Some people have either refused vaccines over concerns about vaccine development being rushed or have said they would rather wait and see. Others have not been vaccinated because they believe they are not in a high-risk group.

But it’s becoming increasingly clear that many people are not getting the vaccines for other reasons that might be thought of as hesitancy but are in fact more complicated.

Many people are willing to be vaccinated but need other issues addressed first.

Facilitating vaccine access

A paper in the New England Journal of Medicine earlier last week suggested that access, even in wealthy countries, is a major issue. Because some of the COVID-19 vaccines need to be kept at extremely low temperatures, vaccination drives have not always happened through the primary care environments that vaccines are normally given through. 

Older people or those at high risk may not be willing to travel much further than they would normally travel to get care, especially if they need to use public transport. Similarly, say the researchers: “People who are uninsured, reside in the United States without documentation, speak limited English, or have complex health and social needs may be reluctant to use pharmacies or mass-vaccination sites”. 

The researchers describe some people being “vaccine receptive” yet not taking a vaccine even when offered because the circumstances aren’t right. In this situation, if they seek care for another issue and are offered a COVID-19 vaccine at the same time, it might facilitate things enough for them to take the vaccine. 

Other barriers to vaccination

In India, the current epicentre of the pandemic, many impoverished people are concerned that side effects might cause them to take days off work that they simply can’t afford. Lockdowns and restrictions have already devastated the earning power of many people in informal employment who have neither insurance nor paid leave

People who have underlying conditions such as hypertension are also worried about whether the vaccine will have a negative effect on their health, and vaccine information campaigns and communications have not been developed to address these kinds of concerns, especially to this part of the population. 

Minority ethnic groups in the UK are also less likely to get vaccinated, with 50% uptake in these groups compared to 70% in the rest of the population. A paper of the UK’s Scientific Advisory Group for Emergencies (SAGE) identified that this was in part because of mistrust of healthcare providers and inadequate messaging from trusted community health leaders. 

Hesitancy on the part of healthcare professionals to be vaccinated could also have played into fears – when a trusted doctor or nurse doesn’t take the vaccine, people may worry about taking it themselves.

The paper suggests that providing vaccinations in community-based settings or religious sites away from formal health service provision might increase trust and improve access and therefore uptake. Many people are worried about travel costs and loss of earnings from taking time off work; compensating these costs would likely go a long way to encouraging uptake, say the researchers. 

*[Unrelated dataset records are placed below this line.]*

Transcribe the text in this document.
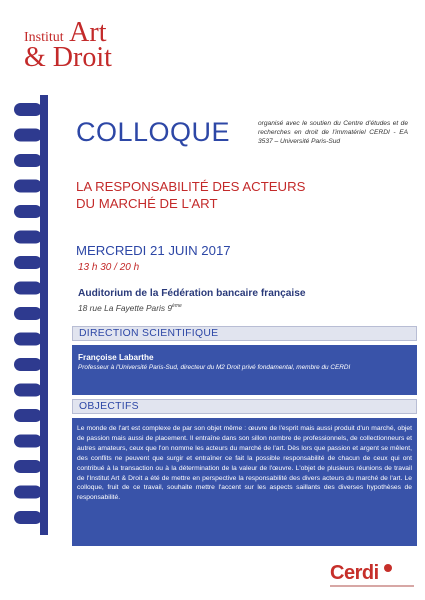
Institut Art
& Droit
COLLOQUE	organisé avec le soutien du Centre d'études et de recherches en droit de l'immatériel CERDI - EA 3537 – Université Paris-Sud
LA RESPONSABILITÉ DES ACTEURS
DU MARCHÉ DE L'ART
MERCREDI 21 JUIN 2017
13 h 30 / 20 h
Auditorium de la Fédération bancaire française
18 rue La Fayette Paris 9ème
DIRECTION SCIENTIFIQUE
Françoise Labarthe
Professeur à l'Université Paris-Sud, directeur du M2 Droit privé fondamental, membre du CERDI
OBJECTIFS
Le monde de l'art est complexe de par son objet même : œuvre de l'esprit mais aussi produit d'un marché, objet de passion mais aussi de placement. Il entraîne dans son sillon nombre de professionnels, de collectionneurs et autres amateurs, ceux que l'on nomme les acteurs du marché de l'art. Dès lors que passion et argent se mêlent, des conflits ne peuvent que surgir et entraîner ce fait la possible responsabilité de chacun de ceux qui ont contribué à la transaction ou à la détermination de la valeur de l'œuvre. L'objet de plusieurs réunions de travail de l'Institut Art & Droit a été de mettre en perspective la responsabilité des divers acteurs du marché de l'art. Le colloque, fruit de ce travail, souhaite mettre l'accent sur les aspects saillants des diverses hypothèses de responsabilité.
Cerdi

Incentives have worked extremely well in countries like the United States where people have been offered cash, savings bonds, alcohol and even marijuana. A ‘joints for jabs’ scheme gave away 10,000 free cannabis joints to people in Washington DC. 

Although these populations are scattered in different parts of the globe, what they have in common is that they show that many people are willing to be vaccinated but need other issues addressed first – whether that’s a reassurance over side effects or changing the setting of where the vaccine is given – before they will take a vaccine.